I’m getting an error when I try to run unweighted unifrac in parallel.
The environment I’m using is a c3.2xlarge (8 cpu) EC2 instance of AMI 482e6430 (QIIME 2 release 2018.6). I’ve confirmed that there are 8 processor entries in the /proc/cpu file. The following commands on a fresh AMI produced the error message.

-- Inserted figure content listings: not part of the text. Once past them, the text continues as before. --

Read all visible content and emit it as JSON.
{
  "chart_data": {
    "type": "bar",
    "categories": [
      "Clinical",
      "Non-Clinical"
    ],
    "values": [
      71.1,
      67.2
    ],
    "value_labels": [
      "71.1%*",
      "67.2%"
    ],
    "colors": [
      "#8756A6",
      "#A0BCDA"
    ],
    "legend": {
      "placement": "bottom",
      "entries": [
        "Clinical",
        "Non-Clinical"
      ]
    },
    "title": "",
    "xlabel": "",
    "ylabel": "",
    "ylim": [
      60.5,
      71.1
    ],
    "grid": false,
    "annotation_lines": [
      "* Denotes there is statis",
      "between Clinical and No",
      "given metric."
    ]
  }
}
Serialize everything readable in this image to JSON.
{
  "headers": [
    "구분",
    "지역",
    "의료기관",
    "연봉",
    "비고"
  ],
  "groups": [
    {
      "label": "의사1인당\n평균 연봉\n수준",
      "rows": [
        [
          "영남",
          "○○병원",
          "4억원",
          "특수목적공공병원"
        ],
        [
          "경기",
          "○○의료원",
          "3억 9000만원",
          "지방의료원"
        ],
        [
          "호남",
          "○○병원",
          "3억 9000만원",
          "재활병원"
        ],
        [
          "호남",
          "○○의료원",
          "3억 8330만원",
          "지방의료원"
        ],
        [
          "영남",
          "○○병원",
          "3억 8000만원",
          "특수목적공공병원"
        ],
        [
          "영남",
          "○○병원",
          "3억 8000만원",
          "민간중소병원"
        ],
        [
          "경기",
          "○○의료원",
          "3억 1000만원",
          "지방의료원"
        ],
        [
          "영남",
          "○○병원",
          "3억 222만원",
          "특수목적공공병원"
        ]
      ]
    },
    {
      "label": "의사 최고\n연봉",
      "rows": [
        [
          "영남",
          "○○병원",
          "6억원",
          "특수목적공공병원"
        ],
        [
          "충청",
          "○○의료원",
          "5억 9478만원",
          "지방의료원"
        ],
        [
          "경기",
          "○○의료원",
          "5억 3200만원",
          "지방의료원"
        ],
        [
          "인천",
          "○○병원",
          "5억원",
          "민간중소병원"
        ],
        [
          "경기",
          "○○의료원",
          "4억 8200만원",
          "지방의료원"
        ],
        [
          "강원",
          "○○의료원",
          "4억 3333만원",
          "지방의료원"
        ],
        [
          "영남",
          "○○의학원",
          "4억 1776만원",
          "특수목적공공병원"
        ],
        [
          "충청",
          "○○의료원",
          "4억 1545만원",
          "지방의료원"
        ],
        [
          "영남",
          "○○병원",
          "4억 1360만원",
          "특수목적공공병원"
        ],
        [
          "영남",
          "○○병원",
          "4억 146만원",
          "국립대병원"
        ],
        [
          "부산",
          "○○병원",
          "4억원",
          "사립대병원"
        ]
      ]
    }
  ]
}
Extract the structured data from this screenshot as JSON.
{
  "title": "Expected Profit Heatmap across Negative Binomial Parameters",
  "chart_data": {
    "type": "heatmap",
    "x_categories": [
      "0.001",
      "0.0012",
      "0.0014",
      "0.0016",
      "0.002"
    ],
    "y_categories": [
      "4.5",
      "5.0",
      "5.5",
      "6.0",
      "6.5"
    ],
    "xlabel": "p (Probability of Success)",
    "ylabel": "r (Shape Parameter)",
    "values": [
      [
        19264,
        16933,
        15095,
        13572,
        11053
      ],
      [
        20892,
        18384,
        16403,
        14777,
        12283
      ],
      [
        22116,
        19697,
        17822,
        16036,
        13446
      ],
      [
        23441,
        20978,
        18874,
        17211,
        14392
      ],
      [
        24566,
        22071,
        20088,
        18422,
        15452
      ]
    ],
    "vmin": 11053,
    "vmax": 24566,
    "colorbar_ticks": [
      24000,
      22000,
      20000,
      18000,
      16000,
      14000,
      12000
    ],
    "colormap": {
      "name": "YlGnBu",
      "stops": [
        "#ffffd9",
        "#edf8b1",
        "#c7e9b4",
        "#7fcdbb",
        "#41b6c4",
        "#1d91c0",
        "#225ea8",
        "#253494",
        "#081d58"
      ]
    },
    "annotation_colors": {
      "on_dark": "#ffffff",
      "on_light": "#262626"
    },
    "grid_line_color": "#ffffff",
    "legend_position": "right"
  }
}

wget https://s3.amazonaws.com/jplab/projects/hmp/hmp500.json
wget https://s3.amazonaws.com/jplab/projects/hmp/hmp500.tre
qiime tools import --input-path hmp500.json --output-path hmp500.biom --type FeatureTable[Frequency] --source-format BIOMV100Format
qiime tools import --input-path hmp500.tre --output-path hmp500.tre --type Phylogeny[Rooted] --source-format NewickFormat
qiime diversity beta-phylogenetic-alt --i-table hmp500.biom.qza --i-phylogeny hmp500.tre.qza --p-metric unweighted_unifrac --output-dir qiime_out --p-n-jobs 8
Error Message:
Plugin error from diversity:
The value of n_jobs cannot exceed the number of processors (1) available in this system.
Debug info has been saved to /tmp/qiime2-q2cli-err-exchymn0.log
Contents of /tmp/qiime2-q2cli-err-exchymn0.log
Traceback (most recent call last):
File "/home/qiime2/miniconda/envs/qiime2-2018.6/lib/python3.5/site-packages/q2cli/commands.py", line 274, in __call__
results = action(**arguments)
File "<decorator-gen-312>", line 2, in beta_phylogenetic_alt
File "/home/qiime2/miniconda/envs/qiime2-2018.6/lib/python3.5/site-packages/qiime2/sdk/action.py", line 232, in bound_callable
output_types, provenance)
File "/home/qiime2/miniconda/envs/qiime2-2018.6/lib/python3.5/site-packages/qiime2/sdk/action.py", line 367, in _callable_executor_
output_views = self._callable(**view_args)
File "/home/qiime2/miniconda/envs/qiime2-2018.6/lib/python3.5/site-packages/q2_diversity/_beta/_method.py", line 100, in beta_phylogenetic_alt
'processors (%d) available in this system.' % cpus)
ValueError: The value of n_jobs cannot exceed the number of processors (1) available in this system.
The command works if I replace beta-phylogenetic-alt
with beta-phylogenetic
and I can see it using multiple cores. However, for the larger data sets I’ll be working with, I’d much rather use the faster -alt
version if at all possible.
If you have any suggestions please let me know. Thanks!